The DNA sequence database grew slowly through its first decade. In 1992, GenBank contained only 78,000 DNA sequences—a little over 100 million base pairs of DNA. In 1995, the Human Genome Project, and advances in sequencing technology, kicked GenBank's growth into high gear. GenBank currently doubles in size every 6 to 8 months, and its rate of increase is constantly growing.

Genomic Data

In addition to the Human Genome Project, there are now separate genome project databases for a large number of model organisms. The sequence content of the genome project databases is represented in GenBank, but the genome project sites also provide everything from genome maps to supplementary resources for researchers working on that organism. As of October 2000, NCBI's Entrez Genome database contained the partial or complete genomes of over 900 species. Many of these are viruses. The remainder include bacteria; archaea; yeast; commonly studied plant model systems such as A. thaliana, rice, and maize; animal model systems such as C. elegans, fruit flies, mice, rats, and puffer fish; as well as organelle genomes. NCBI's web-based software tools for accessing these databases are constantly evolving and becoming more sophisticated.

Biochemical Pathway Data

The most important biological activities don't happen by the action of single molecules, but as the orchestrated activities of multiple molecules. Since the early 20th century, biochemists have studied these functional ensembles of enzymes and their substrates. A few research groups have begun work on intelligently organizing and storing these pathways in databases. Two examples of pathway databases are WIT and KEGG. WIT, short for "What Is There?", was developed at Argonne National Labs. It's a database containing reconstructed metabolic pathways for organisms whose genomes have been entirely sequenced. The Kyoto Encyclopedia of Genes and Genomes (KEGG) stores similar data but links in information from sequence, structure, and genetic linkage databases. Both databases are queryable through web interfaces and are curated by a combination of automation and human expertise.

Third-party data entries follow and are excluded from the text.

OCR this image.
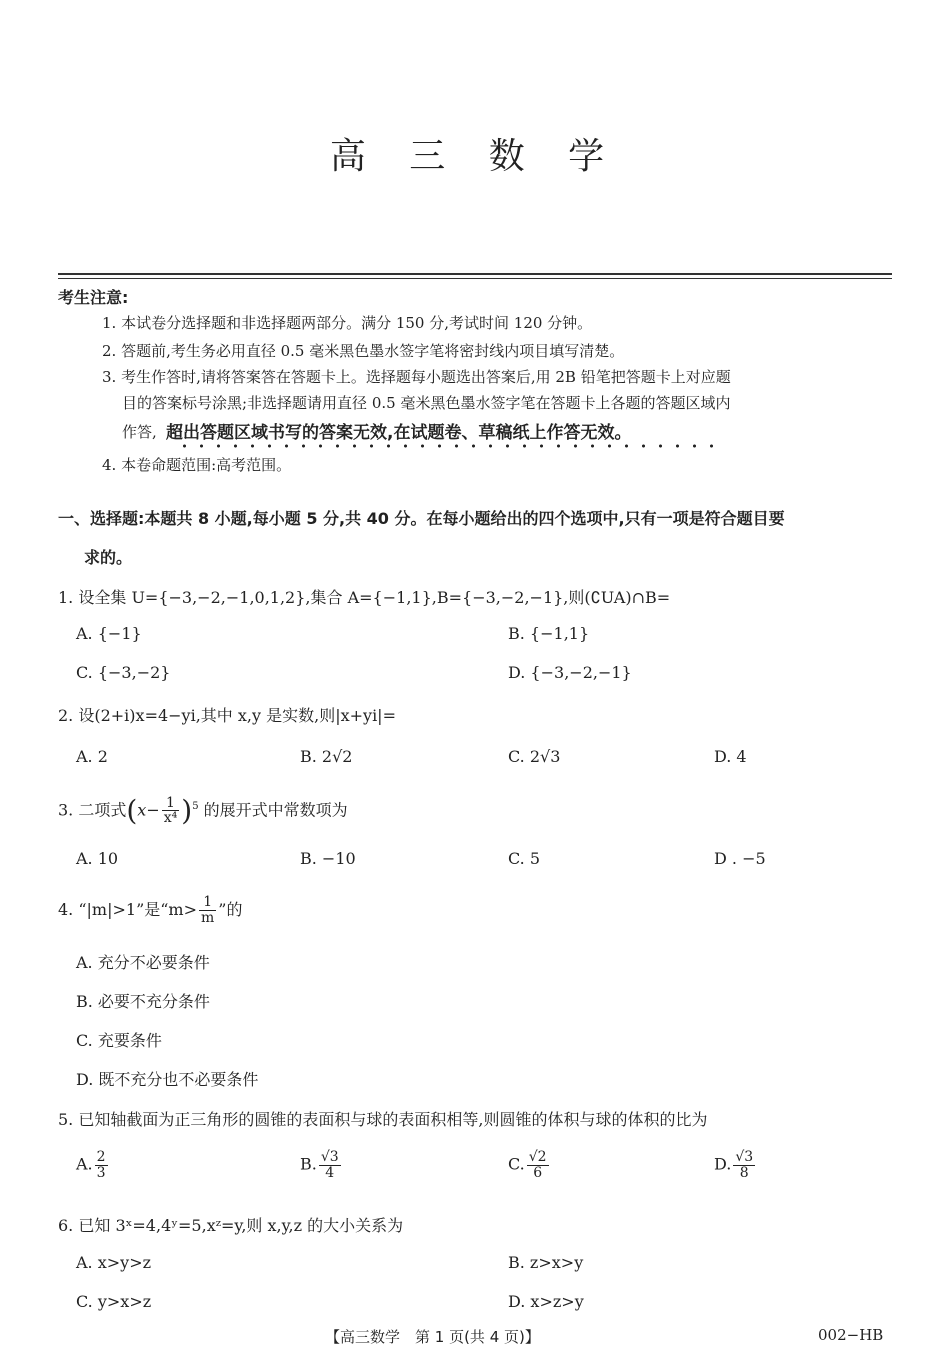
高 三 数 学
考生注意:
1. 本试卷分选择题和非选择题两部分。满分 150 分,考试时间 120 分钟。
2. 答题前,考生务必用直径 0.5 毫米黑色墨水签字笔将密封线内项目填写清楚。
3. 考生作答时,请将答案答在答题卡上。选择题每小题选出答案后,用 2B 铅笔把答题卡上对应题
目的答案标号涂黑;非选择题请用直径 0.5 毫米黑色墨水签字笔在答题卡上各题的答题区域内
作答, 超出答题区域书写的答案无效,在试题卷、草稿纸上作答无效。
4. 本卷命题范围:高考范围。
一、选择题:本题共 8 小题,每小题 5 分,共 40 分。在每小题给出的四个选项中,只有一项是符合题目要
求的。
1. 设全集 U={−3,−2,−1,0,1,2},集合 A={−1,1},B={−3,−2,−1},则(∁UA)∩B=
A. {−1}	B. {−1,1}
C. {−3,−2}	D. {−3,−2,−1}
2. 设(2+i)x=4−yi,其中 x,y 是实数,则|x+yi|=
A. 2	B. 2√2	C. 2√3	D. 4
3. 二项式$(x- \frac{1}{\text{x⁴}} )^5$ 的展开式中常数项为
A. 10	B. −10	C. 5	D . −5
4. “|m|>1”是“$m> \frac{1}{m}$ ”的
A. 充分不必要条件
B. 必要不充分条件
C. 充要条件
D. 既不充分也不必要条件
5. 已知轴截面为正三角形的圆锥的表面积与球的表面积相等,则圆锥的体积与球的体积的比为
A. $\frac{2}{3}$	B. $\frac{√3}{4}$	C. $\frac{√2}{6}$	D. $\frac{√3}{8}$
6. 已知 3ˣ=4,4ʸ=5,xᶻ=y,则 x,y,z 的大小关系为
A. x>y>z	B. z>x>y
C. y>x>z	D. x>z>y
【高三数学　第 1 页(共 4 页)】	002−HB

In addition to these whole genome "parts catalogs," other, more specialized databases that focus on specific pathways (such as intercellular signaling or degradation of chemical compounds by microbes) have been developed.

Gene Expression Data

DNA microarrays (or gene chips) are miniaturized laboratories for the study of gene expression. Each chip contains a deliberately designed array of probe molecules that can bind specific pieces of DNA or mRNA. Labeling the DNA or RNA with fluorescent molecules allows the level of expression of any gene in a cellular preparation to be measured quantitatively. Microarrays also have other applications in molecular biology, but their use in studying gene expression has opened up a new way of measuring genome functions.

Since the development of DNA microarray technology in the late 1990s, it has become apparent that the increase in available gene expression data will eventually parallel the growth of the sequence and structure databases, and that this is another datatype for which public access to raw data will be desirable. Raw microarray data has just begun to be made available to the public in selective databases, and talk of establishing a central data repository for such data is underway. However, formats for delivering this kind of data are still not standardized; often, it's made available in large spreadsheets or tab-delimited text. Two of the most comprehensive resources for microarray data are the National Human Genome Research Initiative's Microarray Project site and the Stanford Genome Resources site. Since many of the early microarray expression experiments were performed at Stanford, their genome resources site has links to both raw data and, in some cases, databases that can be queried using gene names or functional descriptions. Recently, the European Bioinformatics Institute has been instrumental in developing a set of standards for deposition of microarray data in databases. Several databases also exist for the deposition of 2D gel electrophoresis results, including SWISS-2DPAGE and HSC-2DPAGE. 2D-PAGE is a technology that allows quantitative study of protein concentrations in the cell, for many proteins simultaneously. The combination of these two techniques is a powerful tool for understanding how genomes work.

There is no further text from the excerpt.